Which Should I Pick—Polarized, Tinted, or Mirror Lenses?

Sunglasses play a vital role in maintaining eye health. They protect your eyes from the sun and bright lights, reduce that annoying contrast when you step into a dark room coming from outside, and can make it easier to relax and concentrate if you’re sensitive to bright light. Shopping for a new pair should be easy since most sunglasses are the same, right?

Wrong! If you’ve picked up a pair of sunglasses from the drugstore and found they didn’t do much, that’s because sunglasses are like any other glasses—there’s no such thing as one-size-fits-all. To find the best fit for your lifestyle and eye health, you need to understand the difference between sunglass lens types. Polarized, tinted, and mirror lenses all protect your eyes from the sun, but in a different manner.

Polarized Lenses
Polarized sunglasses have a special chemical applied to the lenses that filter out light. This chemical is designed to line up with the light passing through the lens, like a window shade.

Only light that shines into the filter vertically will pass through a polarized lens, reducing overall light exposure. When shopping for a polarized pair of sunglasses, keep in mind that the lenses will make things look significantly darker.

Polarized lenses are ideal for those who spend long hours outdoors in high sun, making them susceptible to the eye strain, blind spots, and fatigue that come with lengthy sun exposure. These sunglasses are especially popular with sports and outdoor enthusiasts like hikers and fishers who need to keep their wits about them during the heat of the day.

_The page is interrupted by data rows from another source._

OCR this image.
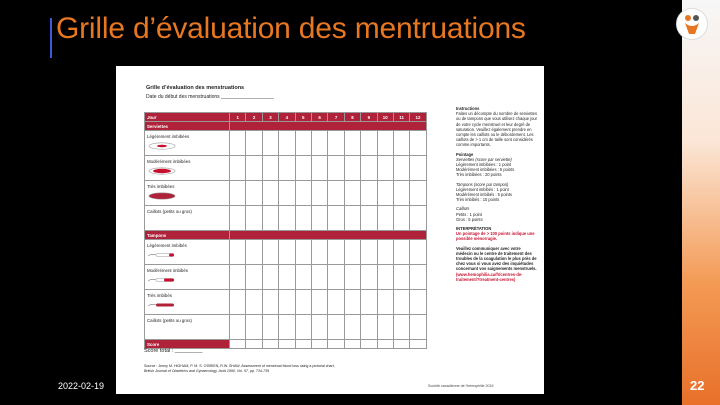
Grille d’évaluation des mentruations
Grille d’évaluation des menstruations
Date du début des menstruations ___________________
Jour	1	2	3	4	5	6	7	8	9	10	11	12
Serviettes												

Légèrement imbibées												

Modérément imbibées												

Très imbibées												

Caillots (petits ou gros)												

Tampons												

Légèrement imbibés												

Modérément imbibés												

Très imbibés												

Caillots (petits ou gros)												

Score												
Score total : _________
Source : Jenny M. HIGHAM, P. M. S. O’BRIEN, R.W. SHAW, Assessment of menstrual blood loss using a pictorial chart,
British Journal of Obstetrics and Gynaecology, Août 1990, Vol. 97, pp. 734-739
Instructions

Faites un décompte du nombre de serviettes ou de tampons que vous utilisez chaque jour de votre cycle menstruel et leur degré de saturation. Veuillez également prendre en compte les caillots ou le débordement. Les caillots de > 1 cm de taille sont considérés comme importants.

Pointage
Serviettes (score par serviette)
Légèrement imbibées : 1 point
Modérément imbibées : 5 points

Très imbibées : 20 points

Tampons (score par tampon)
Légèrement imbibés : 1 point
Modérément imbibés : 5 points

Très imbibés : 10 points

Caillots
Petits : 1 point

Gros : 5 points

INTERPRÉTATION

Un pointage de > 100 points indique une possible ménorragie.

Veuillez communiquer avec votre médecin ou le centre de traitement des troubles de la coagulation le plus près de chez vous si vous avez des inquiétudes concernant vos saignements menstruels.
(www.hemophilia.ca/fr/centres-de-traitement/?treatment-centres)
Société canadienne de l’hémophilie 2015
2022-02-19	22
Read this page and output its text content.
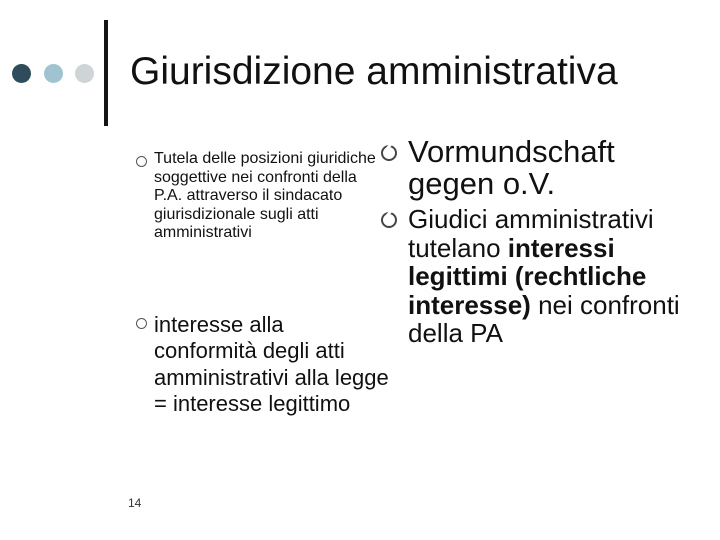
Giurisdizione amministrativa
Tutela delle posizioni giuridiche soggettive nei confronti della P.A. attraverso il sindacato giurisdizionale sugli atti amministrativi
interesse alla conformità degli atti amministrativi alla legge = interesse legittimo
Vormundschaft
gegen o.V.
Giudici amministrativi tutelano interessi legittimi (rechtliche interesse) nei confronti della PA
14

Because polarized lenses are designed to filter out a significant portion of light, it’s best not to use them when you need to concentrate on images on screens, particularly LCD screens. If you need to watch your car dashboard controls, cell phone, a desktop computer, or a digital watch, you may find the images hard to make out.

Tinted Lenses
Tinted lenses are the most common type of sunglasses, and they work exactly like tinted windows on cars. They filter out some of the light with a darker-color lens, but they don’t just come in one color; every tint of sunglass lenses comes with its advantages and disadvantages.

Gray tinted lenses are the most common option, ideal for both sunny days and cloudy days. They protect your eyes from glare and sun fatigue, and they allow you to witness the color of nature without the sun interfering.
Amber-tinted lenses block out blue light, making them ideal for sailing or a day at the golf course when staring at the bright greens could distract you. They’ll also enhance contrast and improve your depth perception, making them ideal for variable conditions.

Green-tinted lenses are ideal for general-purpose use and are excellent at dimming glare while making shadows more visible. Compared to amber lenses, they transmit color more accurately, and they provide better contrast than grey-tinted lenses. These are a popular choice for people with light sensitivity who need a pair they can wear at length. Gamers or pilots who need to focus on a screen for extended periods often opt for yellow tinted lenses. They’re one of the best choices for clarity in low-light conditions when accuracy is essential. Blue-tinted lenses are good for color perception and provide better UV protection than many other tint
options. If you live in a snowy climate, blue-tinted lenses can help prevent snow blindness.

Red or pink-tinted lenses give you the chance to literally see through rose-colored glasses, but they’re also great for blocking blue light. They reduce eye strain and improve depth of vision. Popular with winter sports fans, they’ll help to prevent that pink glare that comes with snow blindness.

Mirror Lenses
Mirror lenses have a thin reflective coating applied to the lens, made from metal or other high-tech materials. It doesn’t matter what color lenses you choose, they all work the same way, and you can expect a greyish-brown tint to your vision.

This lens type also works well for eye protection, as less light and glare reaches your eyes compared to polarized and tinted sunglasses. They also offer anonymity, as the mirror reflection makes it difficult for others to see your eyes through the glasses.
Mirror lenses are durable and ideal for driving. Those sudden bursts of sunlight from behind a cloud that distract you while driving won’t bother you when wearing a pair of mirror lenses.

Make Eyeglass Shopping Simple
Even if you need prescription lenses, it’s easy to find a pair of sunglasses that are perfect for you. You can find lenses at your optometrist, but the widest range of options can be found online, and usually at a better price.
Want designer shades? Some online glasses retailers allow you to upgrade to polarized, mirrored, or tinted lenses with whatever frames you choose. For example, you can get polarized Versace sunglasses for men or tinted Prada sunglasses for women. That way, you can achieve the designer look while still providing your eyes with optimal protection. Seeing the World Through a New Lens When it comes to keeping your eyes healthy, sunglasses are just as important as prescription glasses, except everyone needs them—even if you have 20/20 vision. Remember that sunglasses are more than a novelty item you can pick up from a beachfront shop; they’re the key to enjoying the outdoors without the glare, eye strain, and potentially permanent damage to your eyes.